You may have seen Drinking Buddies, the movie that charted two couples relationships with the backdrop of a Revolution Brewing in Chicago. Now, the City of Angels has their updated version with “L.A. Beer” a sitcom Web series taped in front of a live studio audience.
It is a workplace comedy set in a brewery that stars Sam Daly (“Hot in Cleveland”), Arianna Ortiz, Kevin High, Alicia Ying, James Lontayao and Sarah Stoecker. The series is Executive Produced by Sam Miller a staff writer on the CBS show “Mom”.
The series will debut with five episodes on YouTube beginning May 11, in conjunction with American Craft Beer Week. Five more episodes will be posted in June to match-up with L.A. Beer Week.
If you were a fan of Season 1 of BrewDogs then you will be quite happy with the first episode of season 2. You have a great brewery to get to know in Fullsteam. With their motto of Plow to Pint. You have a great location craft beer in North Carolina (curiously not Asheville though). And a beer that will require working out after drinking it.
But for me, that pales in comparison to the two reasons why I enjoyed the Yahoo Sneak Peek. Bacon and Pie. Of all the segments of the show, I love the food pairing the most. And right off the bat, they mix beer with my favorite dessert, pie. Toss in that the baker at Scratch Bakery,Phoebe Lawless, is not a beer geek and the task for Martin and James becomes a challenge. And they relish a challenge. The pies looked awesome. More so than the beers. It made me wish that I was in the bakery when they were filming.
Second was the bacon. Beer brined bacon! That was then added to the beer! Fat and all. And from a local artisan no less. Again, I was suddenly hungry for bacon. The theme of the beer was most caloric hence the bacon and the maple syrup. A true breakfast beer.
Though I am amped for the LA episode. This was a rollicking good start.
A new beer show has arrived on Vimeo, it is called Limited Release. And it chronicles the craziness and passion of those highly sought after beers. They start with Kate the Great (which may be slightly less hyped since the head Portsmouth brewer has now left), they move on to Dark Lord and then to one closer to home, Black Tuesday.
They videos are a fun which I wasn’t expecting since I am not a big fan of these hyper hyped brews when there are so many other great beers out there. Nice chunks of history of the style of beer and the brewery. Check them out. It is much better than some of the new shows that will be airing later this year. Plus now you don’t have to brave the crowds.
I do not watch much TV. I have my favorite shows. I don’t miss Community, Fringe, Parks & Recreation and Doctor Who but I do not watch any of the “occupation” shows like Storage Wars or Deadliest Catches or logging or wifery.
But I would like to see a show on craft beer. Especially if it was focused on someplace where I can’t go or can’t go to often enough. But as you can tell by what my current favorite shows are, I am nowhere near the target market of practically any network. I am too old. I do not buy what is advertised. I am way too discerning a customer and I simply do not believe that clutching a BMC (Bud-Miller-Coors) beer will automatically attract ladies to my side.

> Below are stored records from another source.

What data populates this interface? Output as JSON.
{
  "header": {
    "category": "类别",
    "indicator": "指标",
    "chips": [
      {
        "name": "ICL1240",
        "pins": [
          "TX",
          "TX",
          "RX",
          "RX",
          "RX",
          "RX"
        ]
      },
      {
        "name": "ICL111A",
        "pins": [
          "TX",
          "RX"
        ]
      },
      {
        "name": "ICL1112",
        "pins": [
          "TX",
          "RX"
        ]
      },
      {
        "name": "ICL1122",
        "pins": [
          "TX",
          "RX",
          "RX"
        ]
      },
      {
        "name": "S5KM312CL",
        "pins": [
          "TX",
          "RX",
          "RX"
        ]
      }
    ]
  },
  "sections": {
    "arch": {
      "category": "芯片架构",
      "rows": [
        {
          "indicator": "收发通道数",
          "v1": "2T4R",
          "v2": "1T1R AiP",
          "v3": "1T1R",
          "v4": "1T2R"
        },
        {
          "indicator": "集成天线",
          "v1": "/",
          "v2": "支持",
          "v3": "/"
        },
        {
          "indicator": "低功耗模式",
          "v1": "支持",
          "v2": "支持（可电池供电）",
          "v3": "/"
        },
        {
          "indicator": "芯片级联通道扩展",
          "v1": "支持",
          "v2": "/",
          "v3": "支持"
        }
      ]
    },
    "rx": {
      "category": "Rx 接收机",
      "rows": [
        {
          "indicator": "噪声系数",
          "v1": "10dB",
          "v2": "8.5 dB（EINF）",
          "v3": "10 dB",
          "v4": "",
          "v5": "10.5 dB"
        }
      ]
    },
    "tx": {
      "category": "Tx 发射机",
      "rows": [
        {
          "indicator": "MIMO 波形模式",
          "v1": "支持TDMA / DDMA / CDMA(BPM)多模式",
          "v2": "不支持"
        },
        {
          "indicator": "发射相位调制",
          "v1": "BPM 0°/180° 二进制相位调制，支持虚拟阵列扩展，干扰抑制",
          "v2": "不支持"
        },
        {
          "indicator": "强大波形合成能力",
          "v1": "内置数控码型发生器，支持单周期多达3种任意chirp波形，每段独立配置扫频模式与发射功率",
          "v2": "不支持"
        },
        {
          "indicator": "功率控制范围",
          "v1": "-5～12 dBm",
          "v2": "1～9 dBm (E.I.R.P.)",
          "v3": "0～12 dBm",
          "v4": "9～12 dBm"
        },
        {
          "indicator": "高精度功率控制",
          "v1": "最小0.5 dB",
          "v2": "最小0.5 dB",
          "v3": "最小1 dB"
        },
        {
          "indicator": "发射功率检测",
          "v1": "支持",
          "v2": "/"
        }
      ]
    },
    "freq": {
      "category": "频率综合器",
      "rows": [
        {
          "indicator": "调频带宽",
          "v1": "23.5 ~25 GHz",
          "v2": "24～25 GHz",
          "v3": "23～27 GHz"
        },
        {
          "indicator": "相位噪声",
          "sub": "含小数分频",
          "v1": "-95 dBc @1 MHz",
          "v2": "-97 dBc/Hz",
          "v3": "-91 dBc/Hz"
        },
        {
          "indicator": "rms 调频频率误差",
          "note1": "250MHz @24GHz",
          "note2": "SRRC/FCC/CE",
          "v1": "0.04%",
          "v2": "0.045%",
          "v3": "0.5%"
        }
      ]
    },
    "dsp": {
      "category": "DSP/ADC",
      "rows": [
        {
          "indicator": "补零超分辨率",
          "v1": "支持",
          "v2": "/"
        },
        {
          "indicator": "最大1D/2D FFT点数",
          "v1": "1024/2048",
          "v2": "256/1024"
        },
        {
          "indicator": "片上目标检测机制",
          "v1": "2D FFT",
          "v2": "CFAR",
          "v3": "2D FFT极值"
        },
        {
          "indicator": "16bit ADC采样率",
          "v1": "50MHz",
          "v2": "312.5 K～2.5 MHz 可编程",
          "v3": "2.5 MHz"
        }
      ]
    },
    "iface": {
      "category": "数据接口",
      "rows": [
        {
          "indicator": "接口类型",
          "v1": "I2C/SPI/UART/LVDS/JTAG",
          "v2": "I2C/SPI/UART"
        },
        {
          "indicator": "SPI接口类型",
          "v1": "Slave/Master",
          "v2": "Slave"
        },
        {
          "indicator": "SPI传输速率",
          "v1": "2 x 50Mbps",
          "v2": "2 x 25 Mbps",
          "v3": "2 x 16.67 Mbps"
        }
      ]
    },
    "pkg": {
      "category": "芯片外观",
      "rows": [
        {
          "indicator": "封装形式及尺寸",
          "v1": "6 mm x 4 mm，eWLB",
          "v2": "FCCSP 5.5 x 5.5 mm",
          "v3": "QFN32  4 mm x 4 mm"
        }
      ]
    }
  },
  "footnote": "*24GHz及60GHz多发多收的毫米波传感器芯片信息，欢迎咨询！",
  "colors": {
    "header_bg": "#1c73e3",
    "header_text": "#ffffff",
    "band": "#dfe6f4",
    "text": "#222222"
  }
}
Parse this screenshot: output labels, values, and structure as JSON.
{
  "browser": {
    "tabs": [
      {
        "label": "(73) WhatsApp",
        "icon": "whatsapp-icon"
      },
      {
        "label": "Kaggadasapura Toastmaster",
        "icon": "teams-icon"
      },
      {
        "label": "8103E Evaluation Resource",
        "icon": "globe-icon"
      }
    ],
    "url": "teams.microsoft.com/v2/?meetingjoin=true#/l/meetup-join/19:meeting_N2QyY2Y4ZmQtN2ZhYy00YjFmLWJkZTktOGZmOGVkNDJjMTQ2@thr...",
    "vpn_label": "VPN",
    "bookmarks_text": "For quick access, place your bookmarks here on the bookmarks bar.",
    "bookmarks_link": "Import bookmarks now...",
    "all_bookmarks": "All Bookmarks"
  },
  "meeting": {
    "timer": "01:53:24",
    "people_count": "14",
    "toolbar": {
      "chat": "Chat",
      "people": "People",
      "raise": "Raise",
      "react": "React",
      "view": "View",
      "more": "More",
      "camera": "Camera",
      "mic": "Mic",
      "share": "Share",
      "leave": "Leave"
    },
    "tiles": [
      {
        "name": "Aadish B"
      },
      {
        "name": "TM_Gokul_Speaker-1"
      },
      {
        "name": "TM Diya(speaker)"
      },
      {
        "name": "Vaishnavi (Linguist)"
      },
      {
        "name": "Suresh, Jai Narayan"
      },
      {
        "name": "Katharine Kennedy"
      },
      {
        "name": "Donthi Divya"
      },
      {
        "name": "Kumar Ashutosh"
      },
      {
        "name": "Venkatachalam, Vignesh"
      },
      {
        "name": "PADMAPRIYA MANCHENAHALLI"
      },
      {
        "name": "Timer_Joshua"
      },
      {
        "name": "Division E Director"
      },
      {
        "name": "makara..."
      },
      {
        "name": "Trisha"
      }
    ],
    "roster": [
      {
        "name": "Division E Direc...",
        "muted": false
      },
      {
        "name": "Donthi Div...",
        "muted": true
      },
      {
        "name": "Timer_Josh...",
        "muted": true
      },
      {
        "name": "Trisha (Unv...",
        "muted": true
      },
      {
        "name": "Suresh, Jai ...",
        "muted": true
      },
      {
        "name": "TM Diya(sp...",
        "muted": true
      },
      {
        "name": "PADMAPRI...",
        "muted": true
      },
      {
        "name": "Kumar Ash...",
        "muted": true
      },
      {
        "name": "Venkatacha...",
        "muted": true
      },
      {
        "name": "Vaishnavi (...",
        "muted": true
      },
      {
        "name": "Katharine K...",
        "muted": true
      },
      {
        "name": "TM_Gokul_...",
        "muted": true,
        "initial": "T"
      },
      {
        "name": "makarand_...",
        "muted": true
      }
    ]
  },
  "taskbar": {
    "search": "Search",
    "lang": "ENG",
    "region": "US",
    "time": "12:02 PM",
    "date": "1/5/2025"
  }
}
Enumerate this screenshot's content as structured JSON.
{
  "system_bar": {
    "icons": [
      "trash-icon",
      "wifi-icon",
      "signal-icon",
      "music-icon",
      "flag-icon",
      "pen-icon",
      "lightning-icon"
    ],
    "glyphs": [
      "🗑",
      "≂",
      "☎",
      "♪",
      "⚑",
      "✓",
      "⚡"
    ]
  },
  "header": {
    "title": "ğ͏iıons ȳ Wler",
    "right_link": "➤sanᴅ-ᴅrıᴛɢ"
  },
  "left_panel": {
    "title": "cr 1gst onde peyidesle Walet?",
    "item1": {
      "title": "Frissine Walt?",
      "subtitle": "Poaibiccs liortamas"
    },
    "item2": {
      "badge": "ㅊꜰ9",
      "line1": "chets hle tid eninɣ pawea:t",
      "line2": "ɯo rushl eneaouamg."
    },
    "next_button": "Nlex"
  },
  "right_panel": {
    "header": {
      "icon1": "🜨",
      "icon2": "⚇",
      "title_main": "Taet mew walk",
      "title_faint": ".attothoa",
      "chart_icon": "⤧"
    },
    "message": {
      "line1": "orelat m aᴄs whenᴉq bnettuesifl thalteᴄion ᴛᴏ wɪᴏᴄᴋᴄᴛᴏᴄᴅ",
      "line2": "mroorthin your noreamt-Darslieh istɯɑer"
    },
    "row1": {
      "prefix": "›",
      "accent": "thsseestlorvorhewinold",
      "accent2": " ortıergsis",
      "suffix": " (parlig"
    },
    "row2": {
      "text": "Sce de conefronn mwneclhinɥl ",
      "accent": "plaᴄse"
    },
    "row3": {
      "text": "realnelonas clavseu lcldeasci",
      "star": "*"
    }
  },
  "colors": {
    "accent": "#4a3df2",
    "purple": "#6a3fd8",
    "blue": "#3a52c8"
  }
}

And that is half of where the problem lies. The average beer geek is not in the demographic that advertisers (floundering as they are in the age of skipping any and all commercials) want to reach. First of all, they buck trends. Something that is practically anathema to an industry driven by watching trends and capitalizing on them. You have a hard time selling a crappy sub sandwich to a person who is actively looking for quality in a product.
Secondly, the craft beer world, though growing as opposed to the downward spiral of BMC, is still but a small percentage of the world of BEER. So even though we are passionate and love to watch our people in action and will tune in and talk about it ad nauseum on the interwebs, still only make for a modest success at best. And you just cannot pit a pittance of viewers against the unlimited ad cash of the BMC and hope to keep a show on the air. Discovery and Dogfish Head and the amazingly magnetic (I have seen the magnetism in person) Sam Calagione could not pull enough to surmount that mountain.
But I am still not pessimistic about the future marriage of Craft Beer and TV. I think it can work. And it will work in two different ways.
First, you will see craft beer in more and more product placement. TV needs to pay the grips and props and actors and if commercials ain’t doing the trick then the in show ads will have to. And with our breweries growing bigger and bigger, there might be some loose cash for a modest placement because it is the step before commercials. I envision seeing Sierra Nevada in a bar scene or being pulled from a fridge in New Girl. (instead of the faux Heisler brau).
Second, there will be a cable show about beer but it will be on the travel angle or the cooking edge. A straight up occupation show it will not be. My crystal ball guess is that a home brew show will be first to make a mark and then a travelogue with a host going from city to city talking with the craft beer folk in each town. Maybe in a van like the A-Team had. Wouldn’t that be cool?